Gross federal debt has increased 45.5 percent to $16.2 trillion.
Still, consumer confidence has risen from 37.4 at the time of Obama’s inauguration in January 2009 to 70.3 last month, indicating increasing optimism. The Dow Jones Industrials Average has jump 64.8 percent and household net worth has climbed 22.4 percent.
Concern about the pace of recovery has remained a powerful force working to Romney’s advantage. That has kept the battle for voter support between Romney and Obama tight into the closing days of the campaign.
The latest Washington Post/ABC News national tracking poll shows Romney with 49 percent support among likely voters and Obama with 48 percent support, a result within the survey’s three percentage point margin of error.

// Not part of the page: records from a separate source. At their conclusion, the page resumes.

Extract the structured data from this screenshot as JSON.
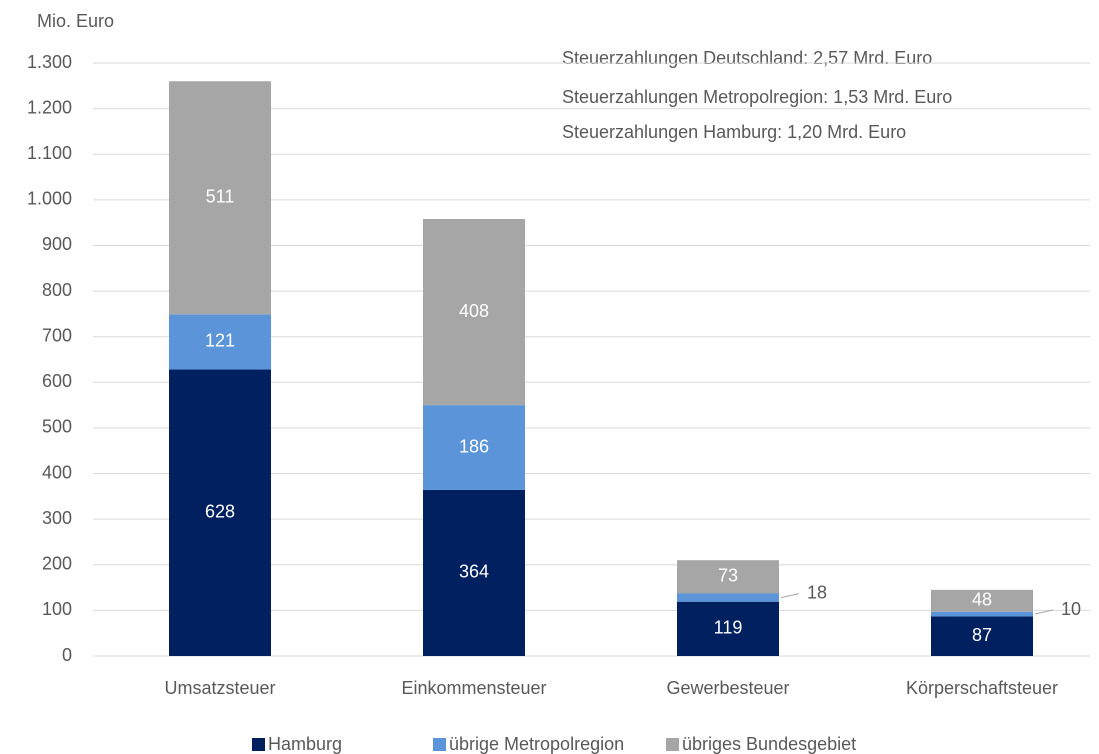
{
  "chart_data": {
    "type": "stacked_bar",
    "y_axis_label": "Mio. Euro",
    "annotations": [
      "Steuerzahlungen Deutschland: 2,57 Mrd. Euro",
      "Steuerzahlungen Metropolregion: 1,53 Mrd. Euro",
      "Steuerzahlungen Hamburg: 1,20 Mrd. Euro"
    ],
    "categories": [
      "Umsatzsteuer",
      "Einkommensteuer",
      "Gewerbesteuer",
      "Körperschaftsteuer"
    ],
    "series": [
      {
        "name": "Hamburg",
        "color": "#002060",
        "values": [
          628,
          364,
          119,
          87
        ]
      },
      {
        "name": "übrige Metropolregion",
        "color": "#5b94d9",
        "values": [
          121,
          186,
          18,
          10
        ]
      },
      {
        "name": "übriges Bundesgebiet",
        "color": "#a6a6a6",
        "values": [
          511,
          408,
          73,
          48
        ]
      }
    ],
    "ylim": [
      0,
      1300
    ],
    "yticks": [
      0,
      100,
      200,
      300,
      400,
      500,
      600,
      700,
      800,
      900,
      {
        "value": 1000,
        "label": "1.000"
      },
      {
        "value": 1100,
        "label": "1.100"
      },
      {
        "value": 1200,
        "label": "1.200"
      },
      {
        "value": 1300,
        "label": "1.300"
      }
    ],
    "grid": true,
    "legend": "bottom"
  }
}
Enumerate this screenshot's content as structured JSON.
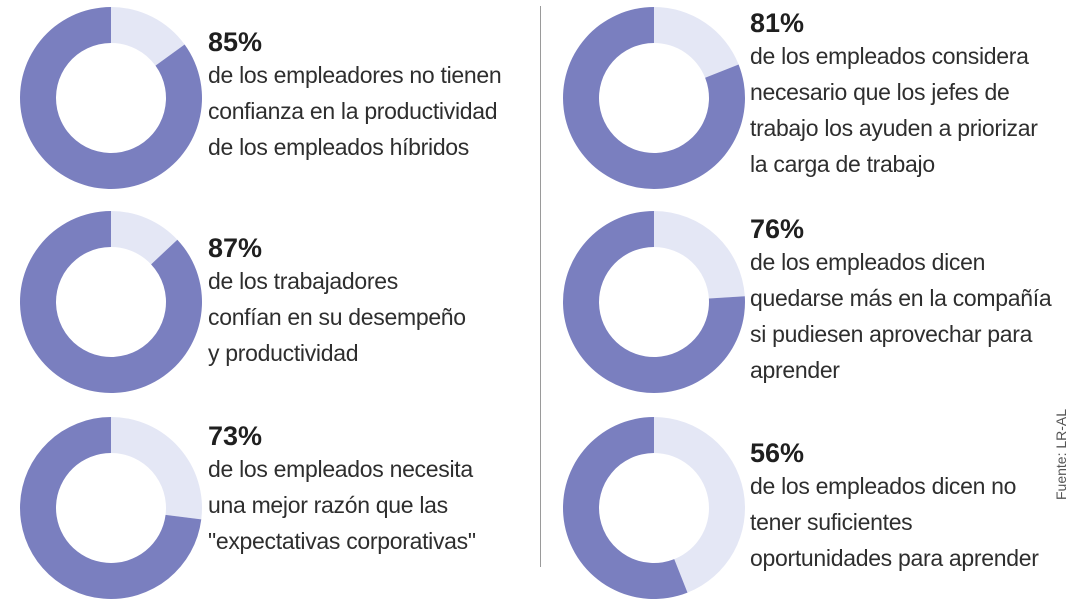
{
  "colors": {
    "filled": "#7a7fbf",
    "remainder": "#e4e7f5"
  },
  "chart_data": [
    {
      "type": "pie",
      "subtype": "donut",
      "value": 85,
      "label": "85%",
      "lines": [
        "de los empleadores no tienen",
        "confianza en la productividad",
        "de los empleados híbridos"
      ]
    },
    {
      "type": "pie",
      "subtype": "donut",
      "value": 87,
      "label": "87%",
      "lines": [
        "de los trabajadores",
        "confían en su desempeño",
        "y productividad"
      ]
    },
    {
      "type": "pie",
      "subtype": "donut",
      "value": 73,
      "label": "73%",
      "lines": [
        "de los empleados necesita",
        "una mejor razón que las",
        "\"expectativas corporativas\""
      ]
    },
    {
      "type": "pie",
      "subtype": "donut",
      "value": 81,
      "label": "81%",
      "lines": [
        "de los empleados considera",
        "necesario que los jefes de",
        "trabajo los ayuden a priorizar",
        "la carga de trabajo"
      ]
    },
    {
      "type": "pie",
      "subtype": "donut",
      "value": 76,
      "label": "76%",
      "lines": [
        "de los empleados dicen",
        "quedarse más en la compañía",
        "si pudiesen aprovechar para",
        "aprender"
      ]
    },
    {
      "type": "pie",
      "subtype": "donut",
      "value": 56,
      "label": "56%",
      "lines": [
        "de los empleados dicen no",
        "tener suficientes",
        "oportunidades para aprender"
      ]
    }
  ],
  "source": "Fuente: LR-AL"
}
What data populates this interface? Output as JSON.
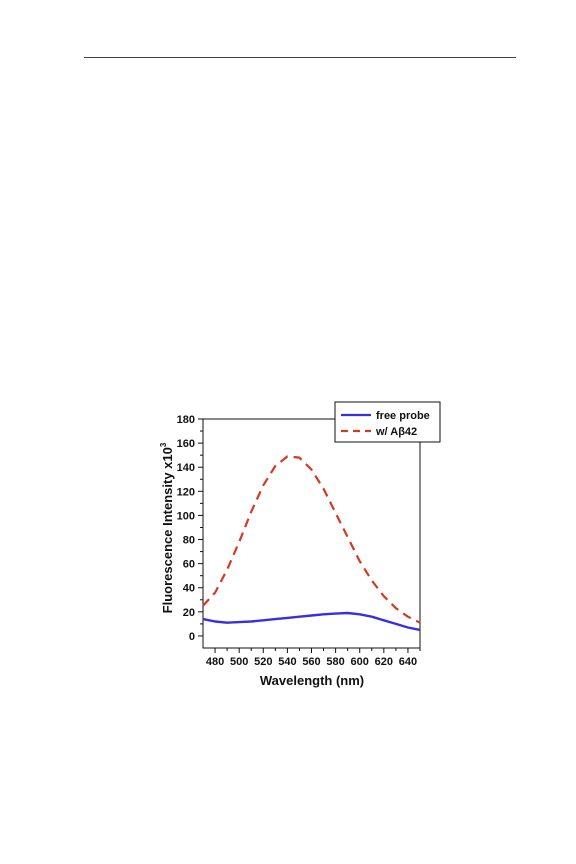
{
  "chart_data": {
    "type": "line",
    "xlabel": "Wavelength (nm)",
    "ylabel": "Fluorescence Intensity x10",
    "ylabel_superscript": "3",
    "xlim": [
      470,
      650
    ],
    "ylim": [
      -10,
      180
    ],
    "xticks": [
      480,
      500,
      520,
      540,
      560,
      580,
      600,
      620,
      640
    ],
    "yticks": [
      0,
      20,
      40,
      60,
      80,
      100,
      120,
      140,
      160,
      180
    ],
    "grid": false,
    "legend_position": "top-right",
    "series": [
      {
        "name": "free probe",
        "color": "#3a2fe0",
        "style": "solid",
        "x": [
          470,
          480,
          490,
          500,
          510,
          520,
          530,
          540,
          550,
          560,
          570,
          580,
          590,
          600,
          610,
          620,
          630,
          640,
          650
        ],
        "y": [
          14,
          12,
          11,
          11.5,
          12,
          13,
          14,
          15,
          16,
          17,
          18,
          18.5,
          19,
          18,
          16,
          13,
          10,
          7,
          5
        ]
      },
      {
        "name": "w/ Aβ42",
        "color": "#d23a22",
        "style": "dashed",
        "x": [
          470,
          480,
          490,
          500,
          510,
          520,
          530,
          540,
          550,
          560,
          570,
          580,
          590,
          600,
          610,
          620,
          630,
          640,
          650
        ],
        "y": [
          25,
          36,
          55,
          78,
          103,
          125,
          141,
          149,
          148,
          138,
          122,
          102,
          82,
          62,
          46,
          33,
          23,
          16,
          11
        ]
      }
    ]
  }
}
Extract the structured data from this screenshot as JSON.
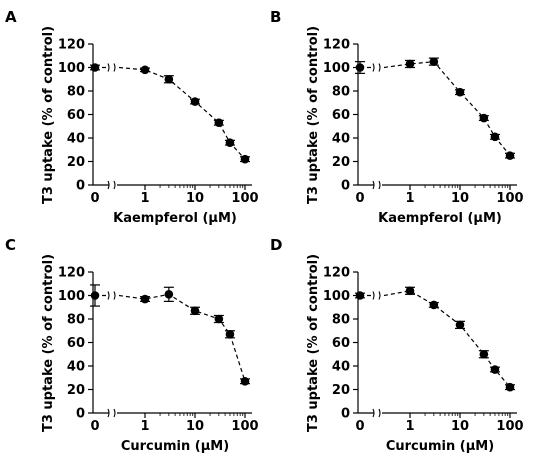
{
  "chart_data": [
    {
      "panel": "A",
      "type": "scatter",
      "xlabel": "Kaempferol (μM)",
      "ylabel": "T3 uptake (% of control)",
      "xscale": "log with axis break at 0",
      "ylim": [
        0,
        120
      ],
      "yticks": [
        "0",
        "20",
        "40",
        "60",
        "80",
        "100",
        "120"
      ],
      "xticks": [
        "0",
        "1",
        "10",
        "100"
      ],
      "x": [
        0,
        1,
        3,
        10,
        30,
        50,
        100
      ],
      "y": [
        100,
        98,
        90,
        71,
        53,
        36,
        22
      ],
      "err": [
        2,
        1.5,
        3,
        2,
        2,
        2,
        2
      ],
      "fit_line": "dashed"
    },
    {
      "panel": "B",
      "type": "scatter",
      "xlabel": "Kaempferol (μM)",
      "ylabel": "T3 uptake (% of control)",
      "xscale": "log with axis break at 0",
      "ylim": [
        0,
        120
      ],
      "yticks": [
        "0",
        "20",
        "40",
        "60",
        "80",
        "100",
        "120"
      ],
      "xticks": [
        "0",
        "1",
        "10",
        "100"
      ],
      "x": [
        0,
        1,
        3,
        10,
        30,
        50,
        100
      ],
      "y": [
        100,
        103,
        105,
        79,
        57,
        41,
        25
      ],
      "err": [
        5,
        3,
        3,
        2,
        2,
        2,
        2
      ],
      "fit_line": "dashed"
    },
    {
      "panel": "C",
      "type": "scatter",
      "xlabel": "Curcumin (μM)",
      "ylabel": "T3 uptake (% of control)",
      "xscale": "log with axis break at 0",
      "ylim": [
        0,
        120
      ],
      "yticks": [
        "0",
        "20",
        "40",
        "60",
        "80",
        "100",
        "120"
      ],
      "xticks": [
        "0",
        "1",
        "10",
        "100"
      ],
      "x": [
        0,
        1,
        3,
        10,
        30,
        50,
        100
      ],
      "y": [
        100,
        97,
        101,
        87,
        80,
        67,
        27
      ],
      "err": [
        9,
        2,
        6,
        3,
        3,
        3,
        2
      ],
      "fit_line": "dashed"
    },
    {
      "panel": "D",
      "type": "scatter",
      "xlabel": "Curcumin (μM)",
      "ylabel": "T3 uptake (% of control)",
      "xscale": "log with axis break at 0",
      "ylim": [
        0,
        120
      ],
      "yticks": [
        "0",
        "20",
        "40",
        "60",
        "80",
        "100",
        "120"
      ],
      "xticks": [
        "0",
        "1",
        "10",
        "100"
      ],
      "x": [
        0,
        1,
        3,
        10,
        30,
        50,
        100
      ],
      "y": [
        100,
        104,
        92,
        75,
        50,
        37,
        22
      ],
      "err": [
        2,
        3,
        2,
        3,
        3,
        2,
        2
      ],
      "fit_line": "dashed"
    }
  ]
}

Romney also touched on foreign policy, again arguing that Obama hasn’t fulfilled his promise to raise the standing of the U.S. in the world. Without giving specifics, he vowed he would pursue a more successful course.
“We’ll help the Muslim world combat the spread of extremism; we will dissuade Iran from building a nuclear bomb; we will build enduring relationships throughout Latin America; we’ll partner with China and other great nations to build a more stable and peaceful world.”
The campaigns have concentrated on the nine battleground states that account for 110 of the 270 Electoral College votes needed to win the presidency.
After his brief visit to Iowa today, Romney is scheduled to return to Ohio, where he started his day, for a rally tonight. He is expected to campaign in Florida tomorrow.
A super-storm predicted to develop from Hurricane Sandy is already affecting the campaign schedule along the East Coast. Romney’s campaign is citing the storm for cancellation of a campaign event set for Oct. 28 in Virginia Beach, Virginia.
The system, dubbed “Frankenstorm” by the National Weather Service, is projected to grow out of Sandy and two other storms rushing eastward across the U.S.